Músicos querem melhores salários
Assim como nos filmes Ensaio de Orquestra de Federico Fellini e Rumo à Felicidade de Ingmar Bergman, os bastidores de uma orquestra sinfônica não apresentam apenas uma dedicação incondicional à boa música. Há sobretudo problemas administrativos que invariavelmente dificultam o bom andamento das atividades. Para os integrantes da OSUEL, os maiores problemas se relacionam à falta de recursos destinados à orquestra: Nós temos hoje 45 músicos.

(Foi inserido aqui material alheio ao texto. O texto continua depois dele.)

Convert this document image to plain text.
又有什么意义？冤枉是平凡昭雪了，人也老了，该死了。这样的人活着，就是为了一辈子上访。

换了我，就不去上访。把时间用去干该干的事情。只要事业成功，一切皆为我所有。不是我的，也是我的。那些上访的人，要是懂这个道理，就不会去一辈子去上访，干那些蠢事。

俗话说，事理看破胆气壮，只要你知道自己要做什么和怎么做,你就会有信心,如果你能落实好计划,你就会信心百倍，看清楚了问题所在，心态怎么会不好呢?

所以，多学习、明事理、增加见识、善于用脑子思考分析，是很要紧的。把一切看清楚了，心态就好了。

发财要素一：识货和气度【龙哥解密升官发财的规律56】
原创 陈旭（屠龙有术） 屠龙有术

Segundo nosso estatuto, o ideal seria contarmos com 90. Deixamos de apresentar algumas peças por ser inviável explica a violoncelista Maria Salete de Carvalho.
Outra demanda já antiga prevê a criação de uma sede própria, o que permitiria aos músicos ensaiar e estudar sem maiores problemas: Hoje ensaiamos no Ouro Verde. Quando não podemos (devido a algum evento), temos de ensaiar no Com-Tour, na Divisão de Música ou em outro lugar. Isto dificulta o nosso trabalho relata Flávio Collins, violinista e membro da OSUEL há cinco anos. Até existe um projeto que estabeleceria uma sede próxima ao Restaurante Universitário (RU), elaborada há três anos, e que até hoje não foi efetivado: Depois da autonomia (projeto que obriga a UEL a buscar recursos financeiros não mais no governo do Estado, e sim, na iniciativa privada), tudo ficou pior lamenta Collins.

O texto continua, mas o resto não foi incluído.